Thursday, November 02, 2006

 
I received an e-mail the other day: "My firm just removed the vending machines stocked with sodas, water and fruit juices. In their place, there are new vending machines stocked with red bull (regular and sugar free), coffee drinks and coke (diet and regular). No juice. No water. What's wrong with juice and water? I like juice. When I'm in the office, which is all the time, it was my only source of vitamin C. I'm not happy."

His firm should be ashamed of itself. Why has it taken them so long to make this obvious change? Of course you want your employees hyped up on caffeine (or worse) whenever possible. Red Bull, coffee, bowls of amphetamines in the supply closets, it's all part of what makes a firm function as well as possible. This past season, major league baseball banned the use of amphetamines, leading to a whole series of articles in the mainstream press about how players relied on the pills to get them going -- especially for day games that followed night games the day before -- and how players were going to have to learn to adjust. At the firm, we don't have the luxury of letting our associates "adjust," and pretty much every day at work is a "day game" after a "night game," with an early-morning scrimmage and maybe a 3AM conference call in between. So of course we want to provide every means possible to make sure our employees are awake, alert, and drugged to a point where they can't think straight about what we're doing to them and what their lives have turned into.

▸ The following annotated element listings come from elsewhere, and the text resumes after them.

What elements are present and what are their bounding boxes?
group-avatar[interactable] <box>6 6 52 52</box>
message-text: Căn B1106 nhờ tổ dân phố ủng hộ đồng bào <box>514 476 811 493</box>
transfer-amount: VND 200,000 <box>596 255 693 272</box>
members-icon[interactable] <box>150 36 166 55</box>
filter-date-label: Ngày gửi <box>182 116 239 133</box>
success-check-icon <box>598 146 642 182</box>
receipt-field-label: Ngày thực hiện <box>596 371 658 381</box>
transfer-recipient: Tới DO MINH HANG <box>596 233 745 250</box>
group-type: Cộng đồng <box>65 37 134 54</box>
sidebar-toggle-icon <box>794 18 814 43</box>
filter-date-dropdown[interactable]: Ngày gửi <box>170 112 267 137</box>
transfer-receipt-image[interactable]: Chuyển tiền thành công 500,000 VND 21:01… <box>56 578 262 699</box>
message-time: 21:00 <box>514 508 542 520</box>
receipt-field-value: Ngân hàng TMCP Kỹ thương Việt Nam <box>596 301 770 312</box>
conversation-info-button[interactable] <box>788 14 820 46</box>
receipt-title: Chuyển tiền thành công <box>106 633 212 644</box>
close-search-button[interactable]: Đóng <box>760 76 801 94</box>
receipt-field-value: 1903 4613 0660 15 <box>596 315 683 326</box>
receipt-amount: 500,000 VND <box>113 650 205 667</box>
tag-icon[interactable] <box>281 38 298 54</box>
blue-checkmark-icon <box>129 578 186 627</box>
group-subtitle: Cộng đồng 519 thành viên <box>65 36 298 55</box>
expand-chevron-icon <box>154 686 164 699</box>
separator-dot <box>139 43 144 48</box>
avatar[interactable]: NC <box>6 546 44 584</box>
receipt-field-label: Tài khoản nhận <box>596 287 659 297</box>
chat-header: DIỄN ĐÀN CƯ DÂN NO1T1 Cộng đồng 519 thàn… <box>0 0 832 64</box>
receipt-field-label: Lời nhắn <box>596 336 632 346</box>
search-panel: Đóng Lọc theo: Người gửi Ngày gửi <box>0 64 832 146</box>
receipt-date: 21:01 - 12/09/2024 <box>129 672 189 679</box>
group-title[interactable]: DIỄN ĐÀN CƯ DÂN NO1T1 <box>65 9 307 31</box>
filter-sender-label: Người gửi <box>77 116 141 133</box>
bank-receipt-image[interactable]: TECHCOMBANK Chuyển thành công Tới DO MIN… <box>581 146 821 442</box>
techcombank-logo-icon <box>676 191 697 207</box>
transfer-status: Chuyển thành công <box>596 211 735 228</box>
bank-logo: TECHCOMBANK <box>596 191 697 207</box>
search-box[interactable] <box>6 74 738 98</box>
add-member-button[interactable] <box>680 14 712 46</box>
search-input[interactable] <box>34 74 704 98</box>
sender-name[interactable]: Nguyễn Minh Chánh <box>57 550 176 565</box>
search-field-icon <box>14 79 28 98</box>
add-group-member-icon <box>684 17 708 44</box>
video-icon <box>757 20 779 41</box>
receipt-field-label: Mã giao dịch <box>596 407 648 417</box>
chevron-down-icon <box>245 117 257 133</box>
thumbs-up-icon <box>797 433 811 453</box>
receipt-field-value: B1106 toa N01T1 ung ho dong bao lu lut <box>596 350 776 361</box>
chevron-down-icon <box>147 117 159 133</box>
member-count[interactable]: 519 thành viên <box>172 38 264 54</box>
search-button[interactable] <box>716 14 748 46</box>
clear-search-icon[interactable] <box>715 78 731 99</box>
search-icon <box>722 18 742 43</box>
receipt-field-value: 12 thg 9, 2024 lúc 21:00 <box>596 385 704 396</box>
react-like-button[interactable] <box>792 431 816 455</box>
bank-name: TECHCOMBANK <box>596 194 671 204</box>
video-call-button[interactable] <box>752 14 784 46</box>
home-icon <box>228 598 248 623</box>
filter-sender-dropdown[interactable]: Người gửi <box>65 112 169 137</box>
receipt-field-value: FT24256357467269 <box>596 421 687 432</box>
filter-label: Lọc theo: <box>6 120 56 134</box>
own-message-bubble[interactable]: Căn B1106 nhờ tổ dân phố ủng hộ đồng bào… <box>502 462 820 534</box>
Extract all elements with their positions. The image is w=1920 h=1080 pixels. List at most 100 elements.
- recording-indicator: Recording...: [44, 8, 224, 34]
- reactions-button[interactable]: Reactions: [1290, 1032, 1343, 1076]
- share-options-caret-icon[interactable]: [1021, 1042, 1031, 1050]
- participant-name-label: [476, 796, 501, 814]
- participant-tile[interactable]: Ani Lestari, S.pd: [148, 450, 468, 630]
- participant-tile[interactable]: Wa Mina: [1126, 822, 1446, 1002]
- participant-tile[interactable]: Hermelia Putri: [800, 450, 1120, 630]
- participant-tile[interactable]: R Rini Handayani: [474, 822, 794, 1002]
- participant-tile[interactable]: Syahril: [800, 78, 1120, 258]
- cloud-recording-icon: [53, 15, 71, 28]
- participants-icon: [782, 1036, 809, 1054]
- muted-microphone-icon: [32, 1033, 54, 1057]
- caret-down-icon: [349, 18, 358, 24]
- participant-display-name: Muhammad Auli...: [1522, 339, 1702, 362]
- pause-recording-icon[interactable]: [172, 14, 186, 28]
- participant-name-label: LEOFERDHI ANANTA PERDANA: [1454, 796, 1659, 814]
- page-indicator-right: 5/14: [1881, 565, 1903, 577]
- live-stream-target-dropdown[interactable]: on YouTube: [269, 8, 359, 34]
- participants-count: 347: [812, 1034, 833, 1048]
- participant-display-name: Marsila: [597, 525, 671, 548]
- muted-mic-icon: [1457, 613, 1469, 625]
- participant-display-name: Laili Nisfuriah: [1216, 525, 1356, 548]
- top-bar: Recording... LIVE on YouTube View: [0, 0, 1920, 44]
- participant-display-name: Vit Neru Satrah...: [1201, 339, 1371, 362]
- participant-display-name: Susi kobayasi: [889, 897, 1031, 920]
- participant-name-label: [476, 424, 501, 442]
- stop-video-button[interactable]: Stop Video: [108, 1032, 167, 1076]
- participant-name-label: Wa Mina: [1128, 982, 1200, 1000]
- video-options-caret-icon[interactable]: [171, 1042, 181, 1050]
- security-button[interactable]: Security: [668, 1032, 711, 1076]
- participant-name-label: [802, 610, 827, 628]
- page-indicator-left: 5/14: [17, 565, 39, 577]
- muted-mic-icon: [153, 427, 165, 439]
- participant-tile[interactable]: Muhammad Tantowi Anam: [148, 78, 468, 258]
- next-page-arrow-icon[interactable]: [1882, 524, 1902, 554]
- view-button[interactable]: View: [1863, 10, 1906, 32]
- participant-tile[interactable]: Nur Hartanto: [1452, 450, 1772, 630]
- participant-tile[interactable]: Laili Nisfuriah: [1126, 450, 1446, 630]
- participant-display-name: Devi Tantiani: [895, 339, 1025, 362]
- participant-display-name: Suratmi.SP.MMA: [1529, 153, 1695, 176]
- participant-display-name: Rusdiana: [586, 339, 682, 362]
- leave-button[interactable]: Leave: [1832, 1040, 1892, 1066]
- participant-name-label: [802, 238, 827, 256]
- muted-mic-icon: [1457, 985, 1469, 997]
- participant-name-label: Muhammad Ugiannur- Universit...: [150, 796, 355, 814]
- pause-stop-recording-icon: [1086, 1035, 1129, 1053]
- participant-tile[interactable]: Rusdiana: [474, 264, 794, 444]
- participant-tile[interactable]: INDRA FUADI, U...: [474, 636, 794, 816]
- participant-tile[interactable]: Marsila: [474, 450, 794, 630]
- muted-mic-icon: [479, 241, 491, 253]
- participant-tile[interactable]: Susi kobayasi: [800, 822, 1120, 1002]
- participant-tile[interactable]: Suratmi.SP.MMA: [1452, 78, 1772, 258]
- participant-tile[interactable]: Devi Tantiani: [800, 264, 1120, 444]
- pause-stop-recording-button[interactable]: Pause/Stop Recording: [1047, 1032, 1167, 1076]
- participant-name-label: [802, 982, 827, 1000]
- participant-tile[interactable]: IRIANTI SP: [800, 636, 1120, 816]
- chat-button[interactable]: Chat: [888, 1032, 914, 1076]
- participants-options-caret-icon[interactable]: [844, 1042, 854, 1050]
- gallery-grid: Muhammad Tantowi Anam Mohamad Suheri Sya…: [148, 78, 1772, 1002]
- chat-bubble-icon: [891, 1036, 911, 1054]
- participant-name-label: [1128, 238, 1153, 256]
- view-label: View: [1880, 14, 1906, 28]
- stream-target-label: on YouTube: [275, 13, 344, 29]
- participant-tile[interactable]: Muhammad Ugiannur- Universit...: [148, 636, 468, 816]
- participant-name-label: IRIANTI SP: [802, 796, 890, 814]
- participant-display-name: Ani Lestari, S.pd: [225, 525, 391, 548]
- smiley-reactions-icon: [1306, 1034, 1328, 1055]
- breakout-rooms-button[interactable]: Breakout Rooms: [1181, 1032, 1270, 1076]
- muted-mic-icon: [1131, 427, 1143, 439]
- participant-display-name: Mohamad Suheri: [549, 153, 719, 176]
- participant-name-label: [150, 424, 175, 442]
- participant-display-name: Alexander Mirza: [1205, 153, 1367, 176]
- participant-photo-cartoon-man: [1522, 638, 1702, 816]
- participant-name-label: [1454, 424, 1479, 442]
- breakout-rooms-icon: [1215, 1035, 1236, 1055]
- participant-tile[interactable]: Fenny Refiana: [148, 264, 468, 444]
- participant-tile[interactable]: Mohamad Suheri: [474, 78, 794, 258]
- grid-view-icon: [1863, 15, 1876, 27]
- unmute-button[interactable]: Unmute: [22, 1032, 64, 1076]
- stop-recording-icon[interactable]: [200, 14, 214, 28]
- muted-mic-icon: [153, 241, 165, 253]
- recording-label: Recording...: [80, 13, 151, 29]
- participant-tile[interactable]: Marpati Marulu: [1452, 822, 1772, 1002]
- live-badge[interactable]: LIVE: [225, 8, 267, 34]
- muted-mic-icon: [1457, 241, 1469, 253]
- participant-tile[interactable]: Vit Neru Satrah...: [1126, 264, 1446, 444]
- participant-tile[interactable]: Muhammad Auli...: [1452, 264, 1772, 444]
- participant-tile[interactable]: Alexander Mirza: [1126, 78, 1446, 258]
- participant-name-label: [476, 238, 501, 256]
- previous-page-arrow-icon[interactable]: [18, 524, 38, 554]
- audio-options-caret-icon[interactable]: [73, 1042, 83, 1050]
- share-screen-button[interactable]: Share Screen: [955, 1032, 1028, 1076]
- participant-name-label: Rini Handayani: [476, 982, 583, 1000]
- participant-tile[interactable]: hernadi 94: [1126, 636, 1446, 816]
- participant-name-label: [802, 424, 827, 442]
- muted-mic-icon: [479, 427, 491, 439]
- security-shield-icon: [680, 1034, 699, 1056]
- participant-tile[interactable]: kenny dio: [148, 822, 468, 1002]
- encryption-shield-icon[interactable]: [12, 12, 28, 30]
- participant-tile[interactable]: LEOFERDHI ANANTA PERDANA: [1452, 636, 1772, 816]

Of course, my e-mail correspondent does have a point regarding the Vitamin C. It's not in our financial interest to have employees sick with scurvy, and it's certainly not in our interest to make employees have to leave the building to find juice or other standard vitamins and minerals they need to remain healthy and productive. That's why we started delivering our associates nutrient-rich fluids intravenously throughout the day, in a pilot program we began last spring. We selected two dozen test cases, based on a battery of medical and psychological tests we administered to the entire firm one Sunday morning at an off-site conference, implanted catheters in their arms, and installed the necessary medical equipment in their offices. Whenever they are at their desks, they just plug in and are "fed" everything they need to stay alive. During meetings, when they're forced to leave their desks, we supply them with a cracker, or a few slices of fruit, in order for them to keep their strength up. The unavoidable downside for them is that because of the around-the-clock requirements of the IV feeding, they are no longer allowed to go home. Early results from the pilot program are mixed: while the associates are billing more hours than ever before, more than 40% of them have died. We are constantly looking for ways to refine the program before rolling it out to the entire firm this Christmas.

Incidentally, we've found vending machines can be great moneymakers for the firm, since our employees are a captive audience and have few other options. We've been raising prices slowly but consistently over the past decade, and a 20-ounce bottle of soda is now up to $42.00. We've brought in the companies that stock hotel mini-bars to consult on this initiative.